3. That sort of fractal complexity. Remember the thing about "whether you need to know League of Legends to get this?" At first no, but the show is filled with small easter eggs to please those who know more about the world. But that's only a subset of the show is filled with easter eggs for once you can see all the thematic connections. It rewards intensive viewing and understanding.

Which believe me, you really can't believe watching the opening scenes.

4. A comparison in method (though not in scale) is Shakespeare. The plots of Shakespearean plays are pretty basic. But you take a well known plotline, and give serious attention to every character and every bit of dialogue, and it makes a work of art. For some reason this works even better for tragedies, which is what Arcane is. A tragedy where you keep hoping they'll work things out and they're so close, but they were cursed to always fail.

This is really aided by being animation instead of live-action. The attention to character details includes how they are drawn, how they move and flow, and their background music.
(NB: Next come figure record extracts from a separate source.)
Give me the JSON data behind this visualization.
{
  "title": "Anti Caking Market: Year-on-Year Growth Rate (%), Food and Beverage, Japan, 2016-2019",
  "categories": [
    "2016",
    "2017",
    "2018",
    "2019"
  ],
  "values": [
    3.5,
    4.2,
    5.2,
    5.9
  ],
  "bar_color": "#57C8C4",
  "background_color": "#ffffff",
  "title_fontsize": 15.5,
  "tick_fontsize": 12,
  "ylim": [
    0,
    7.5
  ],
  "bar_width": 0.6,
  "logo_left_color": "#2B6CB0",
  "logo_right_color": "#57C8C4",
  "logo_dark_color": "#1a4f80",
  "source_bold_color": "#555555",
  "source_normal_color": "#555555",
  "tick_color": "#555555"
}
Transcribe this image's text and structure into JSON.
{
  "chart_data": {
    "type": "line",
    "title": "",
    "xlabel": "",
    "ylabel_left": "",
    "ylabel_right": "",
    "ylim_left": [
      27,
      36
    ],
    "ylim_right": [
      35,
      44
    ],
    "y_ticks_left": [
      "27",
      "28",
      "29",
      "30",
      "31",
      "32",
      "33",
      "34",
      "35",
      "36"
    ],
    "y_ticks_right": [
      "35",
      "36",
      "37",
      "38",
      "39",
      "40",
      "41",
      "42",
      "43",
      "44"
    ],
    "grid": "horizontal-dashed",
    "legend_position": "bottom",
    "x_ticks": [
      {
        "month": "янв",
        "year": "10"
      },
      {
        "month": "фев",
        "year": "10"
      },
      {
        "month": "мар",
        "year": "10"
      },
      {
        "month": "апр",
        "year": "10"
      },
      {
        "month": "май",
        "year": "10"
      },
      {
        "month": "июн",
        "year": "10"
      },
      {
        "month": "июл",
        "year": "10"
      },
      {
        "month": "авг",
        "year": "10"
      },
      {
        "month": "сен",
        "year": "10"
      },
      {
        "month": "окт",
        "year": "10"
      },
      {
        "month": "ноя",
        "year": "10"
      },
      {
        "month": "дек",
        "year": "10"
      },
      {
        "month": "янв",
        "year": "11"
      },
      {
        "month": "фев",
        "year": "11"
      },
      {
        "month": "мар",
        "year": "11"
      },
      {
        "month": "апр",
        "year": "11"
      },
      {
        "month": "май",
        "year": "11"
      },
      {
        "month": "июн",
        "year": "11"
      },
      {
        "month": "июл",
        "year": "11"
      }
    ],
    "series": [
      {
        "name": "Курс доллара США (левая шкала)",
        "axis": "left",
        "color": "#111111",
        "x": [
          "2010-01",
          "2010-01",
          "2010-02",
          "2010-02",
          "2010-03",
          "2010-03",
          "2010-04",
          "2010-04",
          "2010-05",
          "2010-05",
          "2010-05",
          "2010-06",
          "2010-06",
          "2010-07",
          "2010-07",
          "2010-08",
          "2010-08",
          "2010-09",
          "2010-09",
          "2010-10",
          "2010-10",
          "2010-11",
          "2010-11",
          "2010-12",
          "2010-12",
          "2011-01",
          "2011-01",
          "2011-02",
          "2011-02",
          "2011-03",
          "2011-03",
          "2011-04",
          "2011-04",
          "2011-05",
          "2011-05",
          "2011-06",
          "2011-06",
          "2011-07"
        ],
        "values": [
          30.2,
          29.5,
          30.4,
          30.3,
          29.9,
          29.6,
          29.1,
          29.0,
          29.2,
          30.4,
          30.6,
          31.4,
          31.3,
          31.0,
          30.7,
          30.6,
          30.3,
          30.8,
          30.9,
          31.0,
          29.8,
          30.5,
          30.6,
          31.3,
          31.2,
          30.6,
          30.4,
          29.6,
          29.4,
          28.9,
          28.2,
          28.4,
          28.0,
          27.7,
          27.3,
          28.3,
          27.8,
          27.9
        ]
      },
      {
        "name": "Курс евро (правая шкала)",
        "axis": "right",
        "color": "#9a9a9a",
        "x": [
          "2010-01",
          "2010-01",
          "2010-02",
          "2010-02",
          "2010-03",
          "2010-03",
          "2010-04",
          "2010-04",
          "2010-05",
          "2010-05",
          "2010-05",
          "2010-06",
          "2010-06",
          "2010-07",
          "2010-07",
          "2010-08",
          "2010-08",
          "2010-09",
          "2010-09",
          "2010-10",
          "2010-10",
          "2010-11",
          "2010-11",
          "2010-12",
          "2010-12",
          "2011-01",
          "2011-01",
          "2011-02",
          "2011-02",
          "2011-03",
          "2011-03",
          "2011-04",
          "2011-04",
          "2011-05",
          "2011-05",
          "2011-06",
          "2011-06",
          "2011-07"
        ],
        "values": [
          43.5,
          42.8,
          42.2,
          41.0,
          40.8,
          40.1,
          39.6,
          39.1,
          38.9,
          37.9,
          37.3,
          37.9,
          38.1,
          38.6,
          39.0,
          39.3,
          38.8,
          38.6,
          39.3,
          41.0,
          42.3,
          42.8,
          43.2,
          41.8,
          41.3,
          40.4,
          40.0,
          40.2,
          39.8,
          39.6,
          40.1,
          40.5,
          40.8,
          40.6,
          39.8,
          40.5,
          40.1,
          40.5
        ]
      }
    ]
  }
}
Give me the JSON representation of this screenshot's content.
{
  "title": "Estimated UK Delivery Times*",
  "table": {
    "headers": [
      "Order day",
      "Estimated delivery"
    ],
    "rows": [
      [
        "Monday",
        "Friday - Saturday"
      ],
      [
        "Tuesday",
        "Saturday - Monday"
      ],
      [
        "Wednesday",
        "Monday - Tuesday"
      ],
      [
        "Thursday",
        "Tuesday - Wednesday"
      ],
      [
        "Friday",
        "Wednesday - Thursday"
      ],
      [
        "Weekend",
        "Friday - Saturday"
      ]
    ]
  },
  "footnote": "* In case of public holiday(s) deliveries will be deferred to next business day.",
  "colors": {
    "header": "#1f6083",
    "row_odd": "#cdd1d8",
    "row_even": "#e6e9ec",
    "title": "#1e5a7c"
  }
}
5. So yes, some of the characters are very good. Silco, as mentioned above. Jinx and Ekko and Vi and Caitlyn. Unfortunately that doesn't sell a neophyte anymore than saying "Zuko is funny and has a good redemption arc" could sell somehow on Avatar. But well... the good ones are really, really good.

6. It has moral nuance. On the top level this just means "there are two sides fighting each other, but neither is the good side or the bad side." There's the rich side and the poor side, but also the rich side is full of idealists and the poor side is full of cynical criminals. We might root for one character or another, but they're all full humans with understandable goals.

But actually mean there are characters who do genuinely terrible things that hurt and mess up other people. And there are characters who are hurt and only wanted to be loved. And those are the same people. A desire for acceptance or the ability to grant it, is not, in this world, the same thing as being good or having a good effect on the people around you. Which is very realistic, and wholly lacking from television let alone animated stuff.

(I think some of this is an accident. That the creators wanted to make some characters more one-dimensional, and kinda just failed and gave us complicated flawed characters instead.)

***

Anyway, see it. Part of me wants to say "because we won't see it's like again for a while." It's lightning in a bottle and even season 2 will probably fall short.

But another part of me hopes that studios see the reaction to this and realize "the bar has been raised." You can just take years writing and drawing an simple story that's expertly crafted, and audiences will love you for it.